Within these hospitable doors Horace might banquet better than he did with Nasidienus, and drink such wine as can be only found among the descendants of the ancestry who, improvident enough in all else, learnt the wisdom of bottling up choice old Bual and Sercial ere the demon of oidium had dried up their generous sources forever. To these must be added excellent bread, ingenious varieties of the galette, compounded now of rice and now of Indian meal, delicious butter and fruits, all good of their kind. And is there any thing bitter rising up from the bottom of the social bowl? My black friends who attend on me are grave as Mussulman Khitmutgars. They are attired in liveries and wear white cravats and Berlin gloves. At night when we retire, off they go to their outer darkness in the small settlement of negro-hood, which is separated from our house by a wooden palisade. Their fidelity is undoubted.

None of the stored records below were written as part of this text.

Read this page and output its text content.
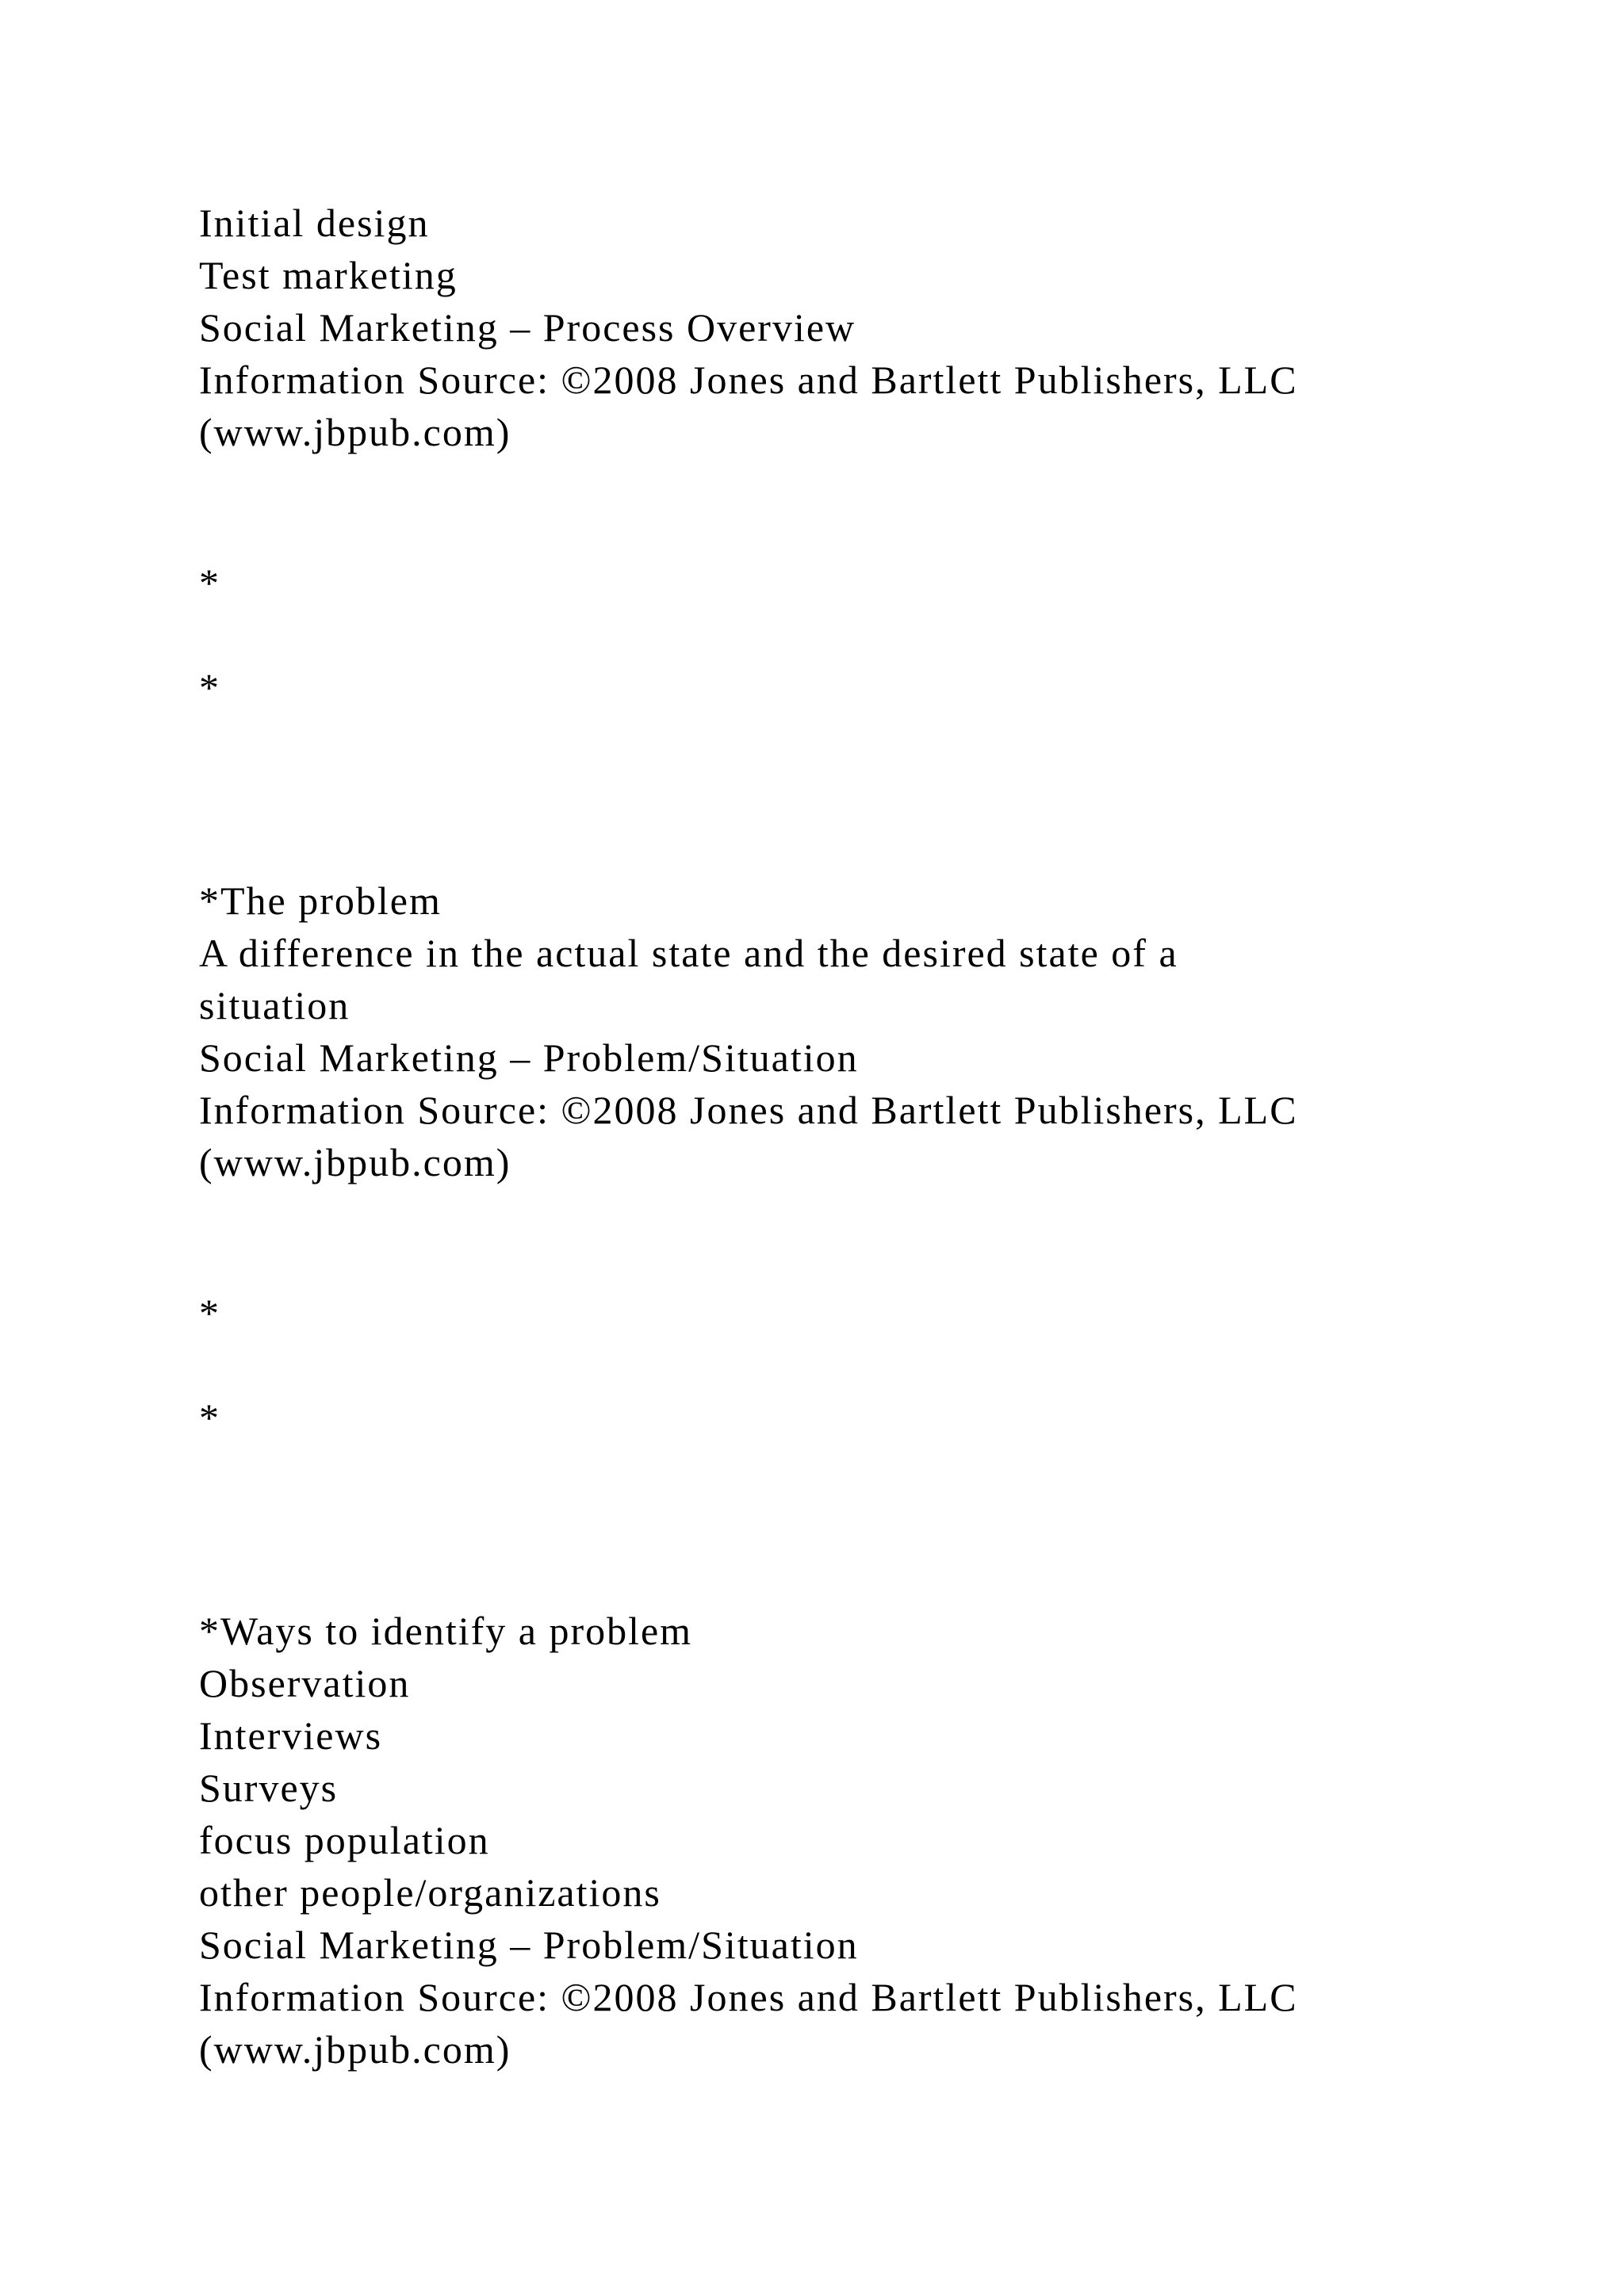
Initial design
Test marketing
Social Marketing – Process Overview
Information Source: ©2008 Jones and Bartlett Publishers, LLC
(www.jbpub.com)
*
*
*The problem
A difference in the actual state and the desired state of a
situation
Social Marketing – Problem/Situation
Information Source: ©2008 Jones and Bartlett Publishers, LLC
(www.jbpub.com)
*
*
*Ways to identify a problem
Observation
Interviews
Surveys
focus population
other people/organizations
Social Marketing – Problem/Situation
Information Source: ©2008 Jones and Bartlett Publishers, LLC
(www.jbpub.com)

The house breathes an air of security. The doors and windows are unlocked. There is but one gun, a fowling-piece, on the premises. No planter hereabouts has any dread of his slaves. But I have seen, within the short time I have been in this part of the world, several dreadful accounts of murder and violence, in which masters suffered at the hands of their slaves. There is something suspicious in the constant never-ending statement that “we are not afraid of our slaves.” The curfew and the night patrol in the streets, the prisons and watch-houses, and the police regulations, prove that strict supervision, at all events, is needed and necessary. My host is a kind man and a good master. If slaves are happy anywhere, they should be so with him.

These people are fed by their master. They have upwards of half a pound per diem of fat pork, and corn in abundance. They rear poultry and sell their chickens and eggs to the house. They are clothed by their master. He keeps them in sickness as in health. Now and then there are gifts of tobacco and molasses for the deserving. There was little labor going on in the fields, for the rice has been just exerting itself to get its head above water. These fields yield plentifully; for the waters of the river are fat, and they are let in whenever the planter requires it, by means of floodgates and small canals, through which the flats can carry their loads of grain to the river for loading the steamers.


MOBILE, ALA., Saturday, May 11, 1861.

The wayfarer who confides in the maps of a strange country, or who should rely upon even the guide-books of the United States, which still lack a Murray or a Bradshaw, may be at times embarrassed by insuperable hills and innavigable rivers. When, however, I saw the three towering stories of the high-pressure steamer Southern Republic, on board of which we tumbled down the steep bank of the Alabama river at Montgomery, any such misgivings vanished from my mind. So colossal an ark could have ascended no mythical stream, and the existence and capabilities of the Alabama were demonstrated by its presence.